Search Engines

Search Engines are data retrieved from your server logs. It’s firstly used to compute the number of crawls by search engine by URL and therefore if an URL is known by a given search engine or not. Plus, it’s also used to compute visits. This data is mainly used for the Search Engines tab of the Botify Analytics Report.

It also introduces Search Engines orphan URLs which are URLs not in your website structure (or in the scope of your crawl) but which were crawled by a search engine. Search engines’ crawl orphan URLs are shown in the following chart (the red part) available in the Search Engines tab of the Botify Analytics report.

Crawled URLs venn diagramm

URLs datamodel fields

Search Engines feature’s fields.

Examples of Aggregation

The following examples use URLs aggregation to metrics regarding main data.
Note: All the following results are only computed on analyzed URLs (URLs crawled by Botify)

Number of crawled/not crawled URLs by Google

{
  "aggs": [
    {
      "group_by": [
        {
          "range": {
            "field": "search_engines.google.crawls.count",
            "ranges": [
              { "from": 1 }, // Crawled
              { "from": 0, "to": 1 } // Not Crawled
            ]
          }
        }
      ]
    }
  ]
}

Number of crawled URLs by Google bot

{
  "aggs": [
    {
      "metrics": [
        { "sum": "search_engines.google.crawls.search.count" },
        { "sum": "search_engines.google.crawls.smartphone.count" },
        { "sum": "search_engines.google.crawls.ads.count" },
        { "sum": "search_engines.google.crawls.other.count" }
      ]
    }
  ]
}

Number of crawled/not crawled URLs by Google by depth

{
  "aggs": [
    {
      "group_by": [
        "depth",
        {
          "range": {
            "field": "search_engines.google.crawls.count",
            "ranges": [
              { "from": 1 }, // Crawled
              { "from": 0, "to": 1 } // Not Crawled
            ]
          }
        }
      ]
    }
  ]
}

Get metadata

Search Engines feature metadata includes:
- imported data timeframe.
- orphans URLs counts.

Request

  • Operation: getAnalysisSummary
  • Path: analyses/{username}/{project_slug}/{analysis_slug}
  • HTTP Verb: GET
  • Response: Analysis
curl "https://api.botify.com/v1/analyses/${username}/${project_slug}/${analysis_slug}" \
     -X GET \
     -H "Authorization: Token ${API_KEY}" \
     -H "Content-type: application/json"

Response

In the response, you can find the imported logs timeframe with date_start and date_end properties.
Plus, you can get the number of orphan URLs with the orphans property. For instance, the number of orphan URLs for Google crawl can be found in features.search_engines.orphans.crawls.google.total; and the total number of visits generated by those URLs in features.search_engines.orphans.visits.google.
Note: If feature is not enabled, features.search_engines resolves to null.

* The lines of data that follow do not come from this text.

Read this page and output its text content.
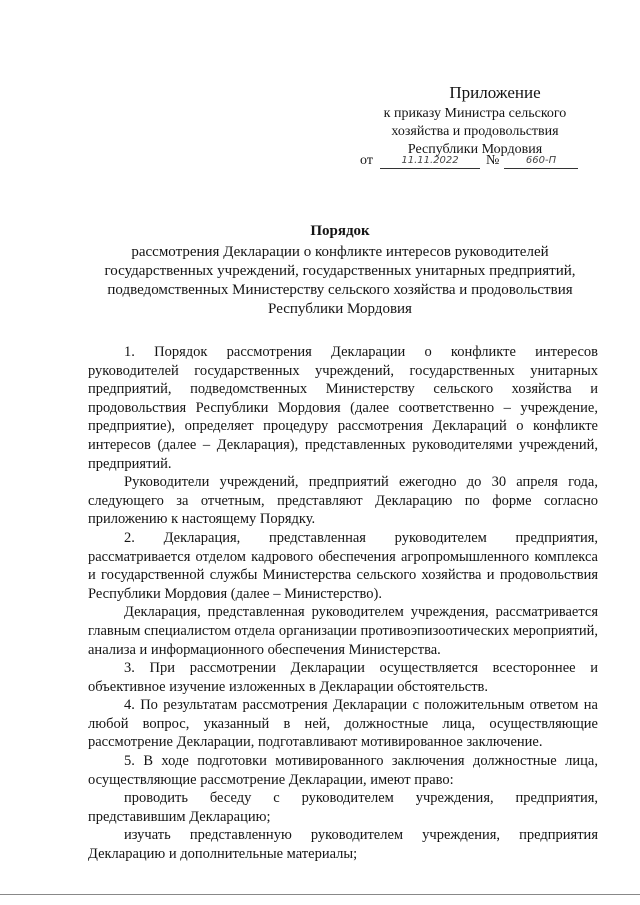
Приложение
к приказу Министра сельского
хозяйства и продовольствия
Республики Мордовия
от	11.11.2022	№	660-П
Порядок
рассмотрения Декларации о конфликте интересов руководителей
государственных учреждений, государственных унитарных предприятий,
подведомственных Министерству сельского хозяйства и продовольствия
Республики Мордовия

1. Порядок рассмотрения Декларации о конфликте интересов руководителей государственных учреждений, государственных унитарных предприятий, подведомственных Министерству сельского хозяйства и продовольствия Республики Мордовия (далее соответственно – учреждение, предприятие), определяет процедуру рассмотрения Деклараций о конфликте интересов (далее – Декларация), представленных руководителями учреждений, предприятий.

Руководители учреждений, предприятий ежегодно до 30 апреля года, следующего за отчетным, представляют Декларацию по форме согласно приложению к настоящему Порядку.

2. Декларация, представленная руководителем предприятия, рассматривается отделом кадрового обеспечения агропромышленного комплекса и государственной службы Министерства сельского хозяйства и продовольствия Республики Мордовия (далее – Министерство).

Декларация, представленная руководителем учреждения, рассматривается главным специалистом отдела организации противоэпизоотических мероприятий, анализа и информационного обеспечения Министерства.

3. При рассмотрении Декларации осуществляется всестороннее и объективное изучение изложенных в Декларации обстоятельств.

4. По результатам рассмотрения Декларации с положительным ответом на любой вопрос, указанный в ней, должностные лица, осуществляющие рассмотрение Декларации, подготавливают мотивированное заключение.

5. В ходе подготовки мотивированного заключения должностные лица, осуществляющие рассмотрение Декларации, имеют право:

проводить беседу с руководителем учреждения, предприятия, представившим Декларацию;

изучать представленную руководителем учреждения, предприятия Декларацию и дополнительные материалы;
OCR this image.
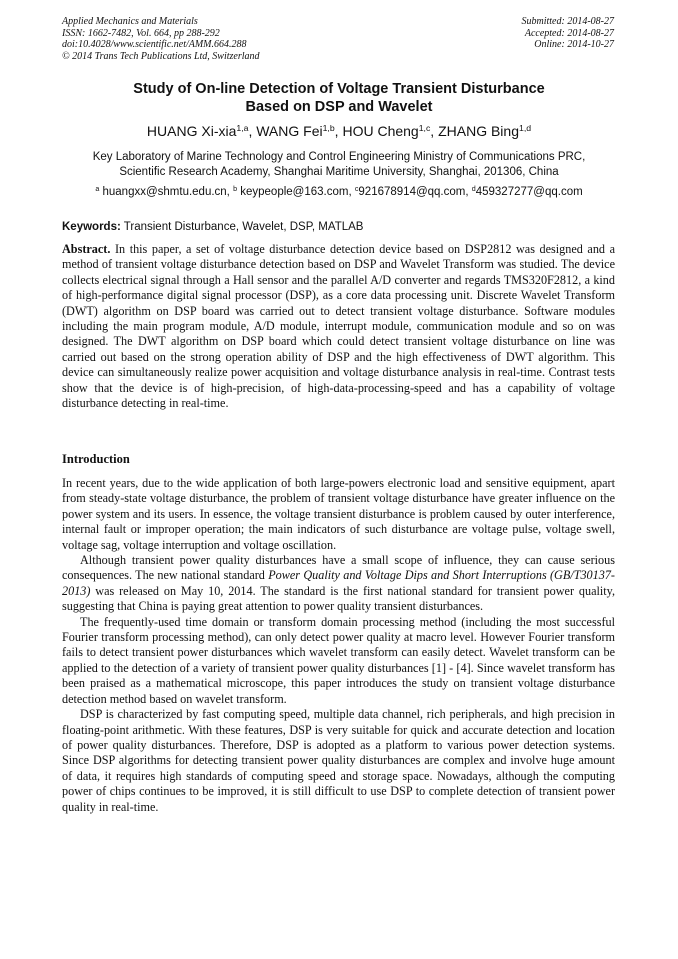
Applied Mechanics and Materials
ISSN: 1662-7482, Vol. 664, pp 288-292
doi:10.4028/www.scientific.net/AMM.664.288
© 2014 Trans Tech Publications Ltd, Switzerland
Submitted: 2014-08-27
Accepted: 2014-08-27
Online: 2014-10-27
Study of On-line Detection of Voltage Transient Disturbance
Based on DSP and Wavelet
HUANG Xi-xia$^{1,a}$, WANG Fei$^{1,b}$, HOU Cheng$^{1,c}$, ZHANG Bing$^{1,d}$
Key Laboratory of Marine Technology and Control Engineering Ministry of Communications PRC,
Scientific Research Academy, Shanghai Maritime University, Shanghai, 201306, China
$^a$ huangxx@shmtu.edu.cn, $^b$ keypeople@163.com, $^c$921678914@qq.com, $^d$459327277@qq.com
Keywords: Transient Disturbance, Wavelet, DSP, MATLAB
Abstract. In this paper, a set of voltage disturbance detection device based on DSP2812 was designed and a method of transient voltage disturbance detection based on DSP and Wavelet Transform was studied. The device collects electrical signal through a Hall sensor and the parallel A/D converter and regards TMS320F2812, a kind of high-performance digital signal processor (DSP), as a core data processing unit. Discrete Wavelet Transform (DWT) algorithm on DSP board was carried out to detect transient voltage disturbance. Software modules including the main program module, A/D module, interrupt module, communication module and so on was designed. The DWT algorithm on DSP board which could detect transient voltage disturbance on line was carried out based on the strong operation ability of DSP and the high effectiveness of DWT algorithm. This device can simultaneously realize power acquisition and voltage disturbance analysis in real-time. Contrast tests show that the device is of high-precision, of high-data-processing-speed and has a capability of voltage disturbance detecting in real-time.
Introduction

In recent years, due to the wide application of both large-powers electronic load and sensitive equipment, apart from steady-state voltage disturbance, the problem of transient voltage disturbance have greater influence on the power system and its users. In essence, the voltage transient disturbance is problem caused by outer interference, internal fault or improper operation; the main indicators of such disturbance are voltage pulse, voltage swell, voltage sag, voltage interruption and voltage oscillation.

Although transient power quality disturbances have a small scope of influence, they can cause serious consequences. The new national standard Power Quality and Voltage Dips and Short Interruptions (GB/T30137-2013) was released on May 10, 2014. The standard is the first national standard for transient power quality, suggesting that China is paying great attention to power quality transient disturbances.

The frequently-used time domain or transform domain processing method (including the most successful Fourier transform processing method), can only detect power quality at macro level. However Fourier transform fails to detect transient power disturbances which wavelet transform can easily detect. Wavelet transform can be applied to the detection of a variety of transient power quality disturbances [1] - [4]. Since wavelet transform has been praised as a mathematical microscope, this paper introduces the study on transient voltage disturbance detection method based on wavelet transform.

DSP is characterized by fast computing speed, multiple data channel, rich peripherals, and high precision in floating-point arithmetic. With these features, DSP is very suitable for quick and accurate detection and location of power quality disturbances. Therefore, DSP is adopted as a platform to various power detection systems. Since DSP algorithms for detecting transient power quality disturbances are complex and involve huge amount of data, it requires high standards of computing speed and storage space. Nowadays, although the computing power of chips continues to be improved, it is still difficult to use DSP to complete detection of transient power quality in real-time.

An extract of the response could be the following.

{
  "features": {
    "search_engines": {
      "date_start": "2016-02-08",
      "date_end": "2016-03-09",
      "orphans": {
        "total": 1931796,
        "crawls": {
          "bing": {
            "bots": {
              "search": 518546
            },
            "total": 518546
          },
          "total": 1735262,
          "google": {
            "bots": {
              "search": 443855,
              "smartphone": 79227,
              "other": 686192,
              "ads": 7442
            },
            "total": 1216716
          }
        },
        "visits": {
          "bing": 79135,
          "total": 196534,
          "google": 117399
        }
      }
    }
  }
}

Get Orphan URLs

Not available yet.
You can’t get the list of orphan URLs yet, which explains why you can’t click on the red part in the Botify Analytics Application.
Please note that we are developing a way to query these orphan URLs.